Isn’t Black Friday great! If you shop online, you get the same great discounts as in bricks and mortar stores and you avoid the stampeding crowds. Well, that’s the idea, but as we just saw on Friday, the websites of major retailers such as Walmart, Lowe’s, Lululemon, and J. Crew, and many others couldn’t handle the sales traffic. Too bad! They lost hundreds of millions of dollars, not to mention their good reputation.
Probably, in addition to hoping, praying and advertising for the impressive increase in online sales that actually did occur this past week, retailers should have also been making super sure their sites were truly resilient.
The big question is why didn’t redundant servers and systems kick in to meet the anticipated onslaught of customers descending on their sites?
We know that online retailers typically invest tens of millions of dollars in various Redundancy and High Availability (HA) technologies; they have continuous availability and resilience architecture and systems in place to make sure they meet 100% uptime, and to avoid incidents exactly like these.
Typically, architecture which aims for resilience is built as follows:
- Geographical redundancy – At least 2 (and typically 3) datacenters with failover capability and a synchronous copy of the data at all times.
- In each datacenter, complete redundancy of all layers:
Power – should arrive from multiple sources and have no single point of failure.
Networking – should arrive from multiple sources and have no single point of failure.
Compute – each system/function should be able to relocate to another server in case of server failure.
Storage – Complete redundancy in the form of RAID or similar fail-proof storage. This should include the ability to roll back in time and have synchronous replication (data copy) to the other datacenters.
Systems/Software – Software that’s designed to work in Continuous Availability mode.
- Automated Resilience Assurance Software – Verification Software (or in some legacy cases –manual processes) to make sure there are no single points of failure at any of the above levels and that all systems/storage/servers/etc. are configured correctly to work in case one or more of the components fail for whatever reason.
This complicated resilience architecture, is built so that if an outage / freeze like those on Friday occurs, you:
- Immediately roll back your application if this is some application feature that wasn’t tested thoroughly enough before it moved to production
- Or, you take advantage of your redundant environment and move everything there until you figure out what was the root cause of the problem.
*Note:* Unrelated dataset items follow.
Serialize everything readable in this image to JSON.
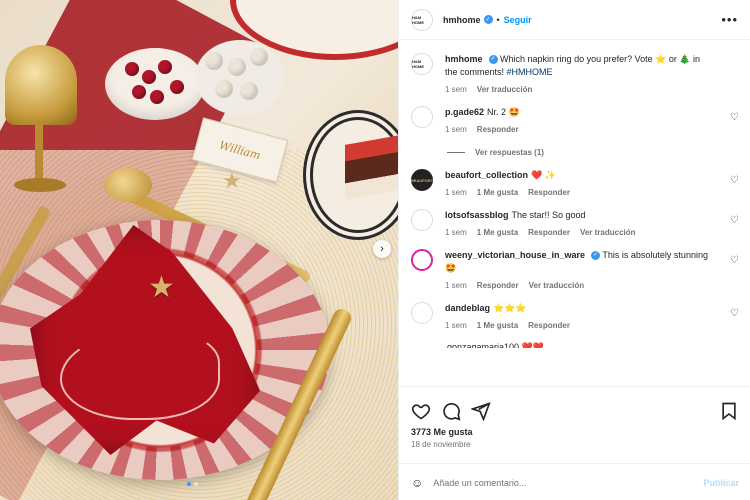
{
  "post": {
    "username": "hmhome",
    "avatar_text": "H&M HOME",
    "follow_label": "Seguir",
    "dot": "•",
    "more_label": "•••",
    "next_label": "›",
    "place_card_text": "William"
  },
  "caption": {
    "username": "hmhome",
    "text": "Which napkin ring do you prefer? Vote ⭐ or 🎄 in the comments!",
    "hashtag": "#HMHOME",
    "time": "1 sem",
    "translate": "Ver traducción"
  },
  "comments": [
    {
      "username": "p.gade62",
      "text": "Nr. 2 🤩",
      "time": "1 sem",
      "likes": "",
      "reply": "Responder",
      "translate": "",
      "avatar": "",
      "avatar_style": "plain"
    },
    {
      "username": "beaufort_collection",
      "text": "❤️ ✨",
      "time": "1 sem",
      "likes": "1 Me gusta",
      "reply": "Responder",
      "translate": "",
      "avatar": "BEAUFORT",
      "avatar_style": "dark"
    },
    {
      "username": "lotsofsassblog",
      "text": "The star!! So good",
      "time": "1 sem",
      "likes": "1 Me gusta",
      "reply": "Responder",
      "translate": "Ver traducción",
      "avatar": "",
      "avatar_style": "plain"
    },
    {
      "username": "weeny_victorian_house_in_ware",
      "text": "This is absolutely stunning 🤩",
      "time": "1 sem",
      "likes": "",
      "reply": "Responder",
      "translate": "Ver traducción",
      "avatar": "",
      "avatar_style": "ring",
      "verified": true
    },
    {
      "username": "dandeblag",
      "text": "⭐⭐⭐",
      "time": "1 sem",
      "likes": "1 Me gusta",
      "reply": "Responder",
      "translate": "",
      "avatar": "",
      "avatar_style": "plain"
    }
  ],
  "replies_label": "Ver respuestas (1)",
  "partial_comment": "gonzagamaria100 ❤️❤️",
  "footer": {
    "likes": "3773 Me gusta",
    "date": "18 de noviembre",
    "comment_placeholder": "Añade un comentario...",
    "post_label": "Publicar",
    "emoji_label": "☺"
  },
  "colors": {
    "accent": "#0095f6",
    "verified": "#3897f0",
    "muted": "#737373"
  }
}
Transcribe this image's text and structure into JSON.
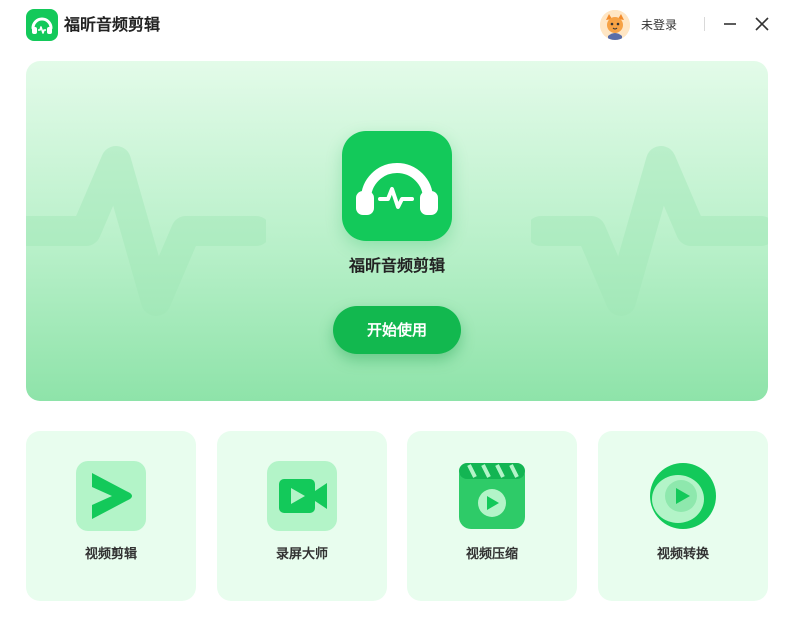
{
  "titlebar": {
    "app_name": "福昕音频剪辑",
    "login_text": "未登录",
    "icons": [
      "app-logo-icon",
      "avatar-icon",
      "minimize-icon",
      "close-icon"
    ]
  },
  "hero": {
    "title": "福昕音频剪辑",
    "start_button": "开始使用"
  },
  "features": [
    {
      "label": "视频剪辑",
      "icon": "video-edit-icon"
    },
    {
      "label": "录屏大师",
      "icon": "screen-record-icon"
    },
    {
      "label": "视频压缩",
      "icon": "video-compress-icon"
    },
    {
      "label": "视频转换",
      "icon": "video-convert-icon"
    }
  ],
  "colors": {
    "brand_green": "#13c95a",
    "button_green": "#12b84f",
    "card_bg": "#e8fdee"
  }
}
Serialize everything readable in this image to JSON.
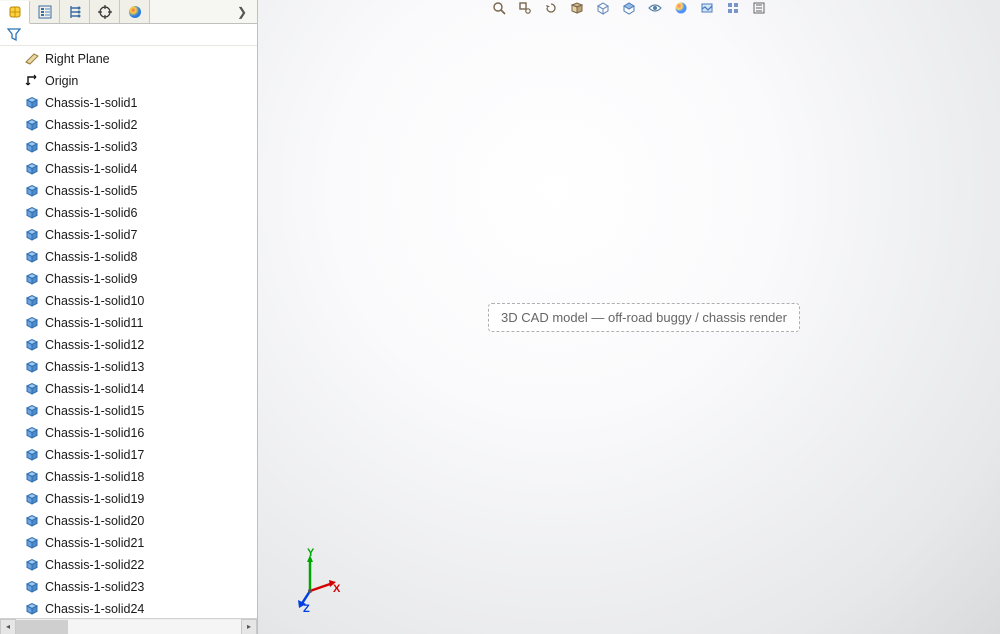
{
  "tabs": {
    "expand_glyph": "❯"
  },
  "triad": {
    "x": "X",
    "y": "Y",
    "z": "Z"
  },
  "tree": [
    {
      "icon": "plane",
      "label": "Right Plane"
    },
    {
      "icon": "origin",
      "label": "Origin"
    },
    {
      "icon": "solid",
      "label": "Chassis-1-solid1"
    },
    {
      "icon": "solid",
      "label": "Chassis-1-solid2"
    },
    {
      "icon": "solid",
      "label": "Chassis-1-solid3"
    },
    {
      "icon": "solid",
      "label": "Chassis-1-solid4"
    },
    {
      "icon": "solid",
      "label": "Chassis-1-solid5"
    },
    {
      "icon": "solid",
      "label": "Chassis-1-solid6"
    },
    {
      "icon": "solid",
      "label": "Chassis-1-solid7"
    },
    {
      "icon": "solid",
      "label": "Chassis-1-solid8"
    },
    {
      "icon": "solid",
      "label": "Chassis-1-solid9"
    },
    {
      "icon": "solid",
      "label": "Chassis-1-solid10"
    },
    {
      "icon": "solid",
      "label": "Chassis-1-solid11"
    },
    {
      "icon": "solid",
      "label": "Chassis-1-solid12"
    },
    {
      "icon": "solid",
      "label": "Chassis-1-solid13"
    },
    {
      "icon": "solid",
      "label": "Chassis-1-solid14"
    },
    {
      "icon": "solid",
      "label": "Chassis-1-solid15"
    },
    {
      "icon": "solid",
      "label": "Chassis-1-solid16"
    },
    {
      "icon": "solid",
      "label": "Chassis-1-solid17"
    },
    {
      "icon": "solid",
      "label": "Chassis-1-solid18"
    },
    {
      "icon": "solid",
      "label": "Chassis-1-solid19"
    },
    {
      "icon": "solid",
      "label": "Chassis-1-solid20"
    },
    {
      "icon": "solid",
      "label": "Chassis-1-solid21"
    },
    {
      "icon": "solid",
      "label": "Chassis-1-solid22"
    },
    {
      "icon": "solid",
      "label": "Chassis-1-solid23"
    },
    {
      "icon": "solid",
      "label": "Chassis-1-solid24"
    }
  ],
  "viewport": {
    "model_description": "3D CAD model — off-road buggy / chassis render"
  }
}
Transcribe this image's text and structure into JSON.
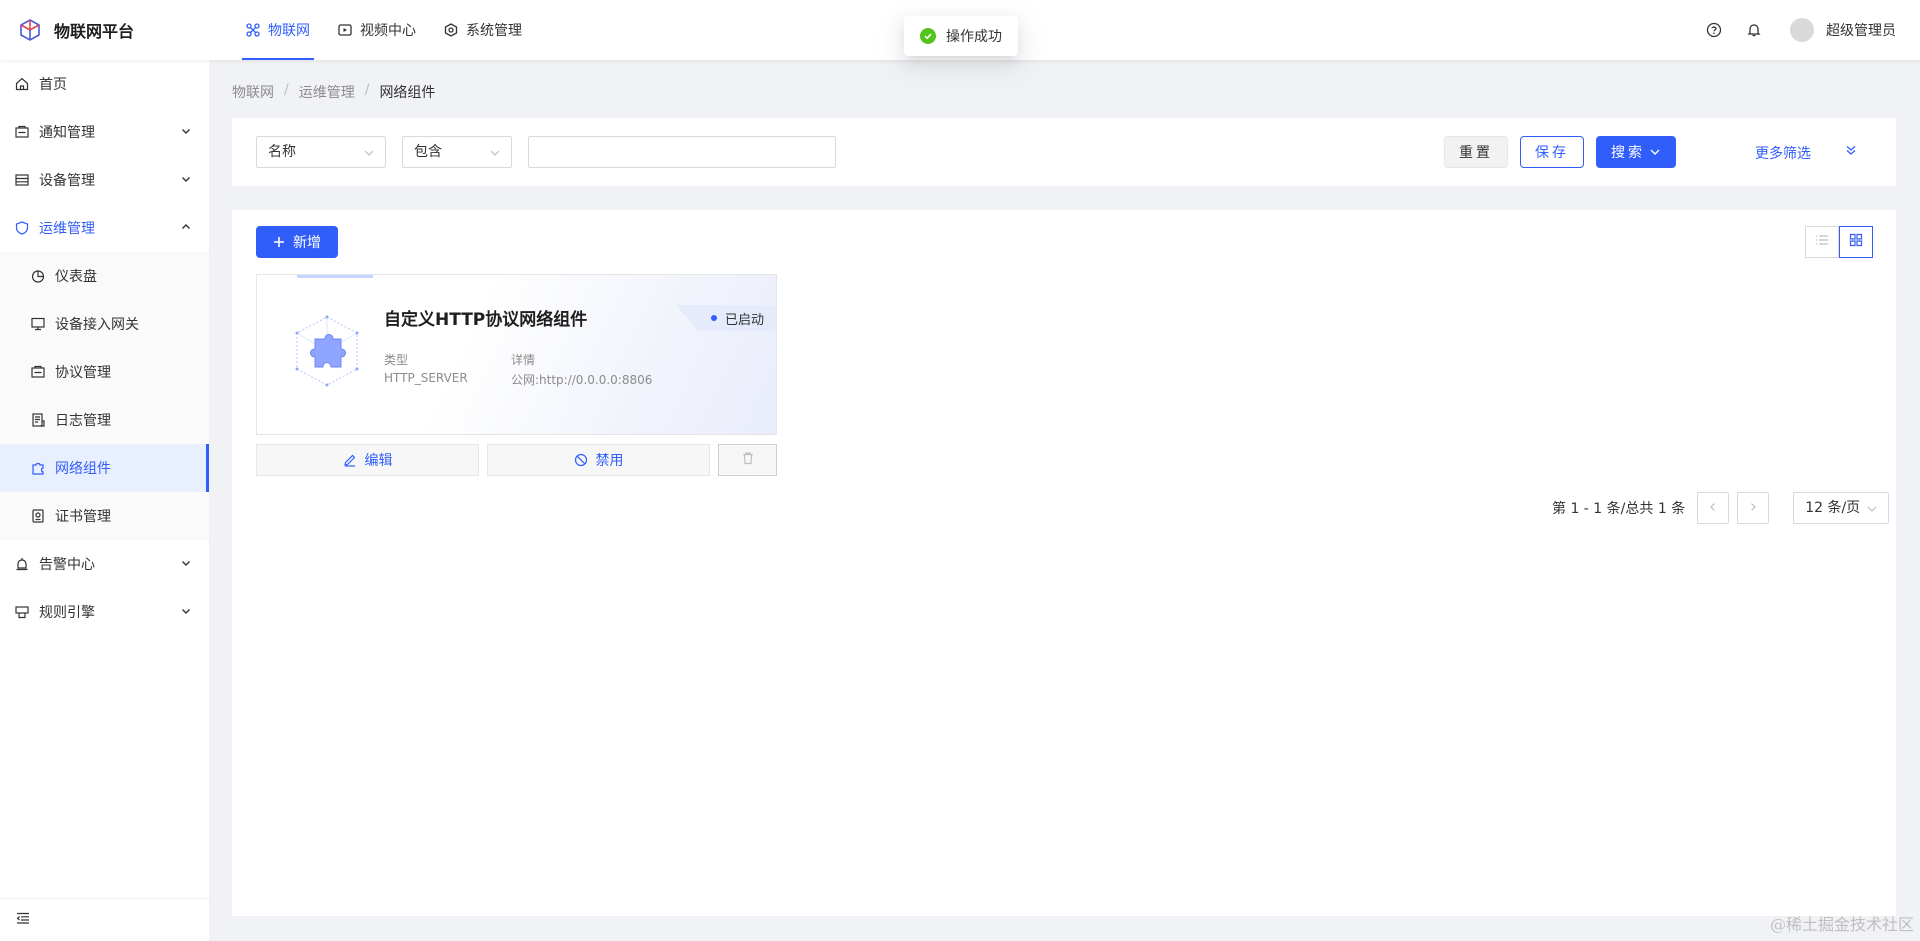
{
  "header": {
    "brand": "物联网平台",
    "nav": [
      {
        "label": "物联网",
        "icon": "iot-icon",
        "active": true
      },
      {
        "label": "视频中心",
        "icon": "video-icon",
        "active": false
      },
      {
        "label": "系统管理",
        "icon": "system-icon",
        "active": false
      }
    ],
    "user": "超级管理员"
  },
  "toast": {
    "text": "操作成功"
  },
  "sidebar": {
    "items": [
      {
        "label": "首页",
        "icon": "home-icon"
      },
      {
        "label": "通知管理",
        "icon": "notice-icon"
      },
      {
        "label": "设备管理",
        "icon": "device-icon"
      },
      {
        "label": "运维管理",
        "icon": "ops-icon",
        "open": true
      },
      {
        "label": "告警中心",
        "icon": "alarm-icon"
      },
      {
        "label": "规则引擎",
        "icon": "rule-icon"
      }
    ],
    "sub": [
      {
        "label": "仪表盘",
        "icon": "dashboard-icon"
      },
      {
        "label": "设备接入网关",
        "icon": "gateway-icon"
      },
      {
        "label": "协议管理",
        "icon": "protocol-icon"
      },
      {
        "label": "日志管理",
        "icon": "log-icon"
      },
      {
        "label": "网络组件",
        "icon": "network-icon",
        "selected": true
      },
      {
        "label": "证书管理",
        "icon": "certificate-icon"
      }
    ]
  },
  "breadcrumb": [
    "物联网",
    "运维管理",
    "网络组件"
  ],
  "filter": {
    "field": "名称",
    "operator": "包含",
    "value": "",
    "reset": "重置",
    "save": "保存",
    "search": "搜索",
    "more": "更多筛选"
  },
  "main": {
    "add": "新增",
    "card": {
      "title": "自定义HTTP协议网络组件",
      "status": "已启动",
      "type_label": "类型",
      "type_value": "HTTP_SERVER",
      "detail_label": "详情",
      "detail_value": "公网:http://0.0.0.0:8806",
      "edit": "编辑",
      "disable": "禁用"
    },
    "pagination": {
      "total": "第 1 - 1 条/总共 1 条",
      "size": "12 条/页"
    }
  },
  "watermark": "@稀土掘金技术社区",
  "colors": {
    "primary": "#315efb",
    "success": "#52c41a"
  }
}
We don’t know how each of these retailers’ architecture and environment is built or what went wrong but we do know that if correctly planned and built, and maintained with automated resilience verification tools, Friday’s scenarios wouldn’t have occurred.
We don’t want to be accused of being Monday-morning quarterbacks, especially since this is what we’ve been saying all along. If you/retailers/other enterprises want to ensure uptime, resilience of the IT environment must be taken on as a comprehensive and holistic project. And, resilience is a very achievable goal.
Resilience is also a very important goal because hybrid IT environments are becoming more complex with more hardware and software technologies and more interconnections between them. As a result, it’s more difficult to avoid single-points-of-failure across your IT stack and maintain the highest levels of IT resilience.
Good luck on Cyber Monday!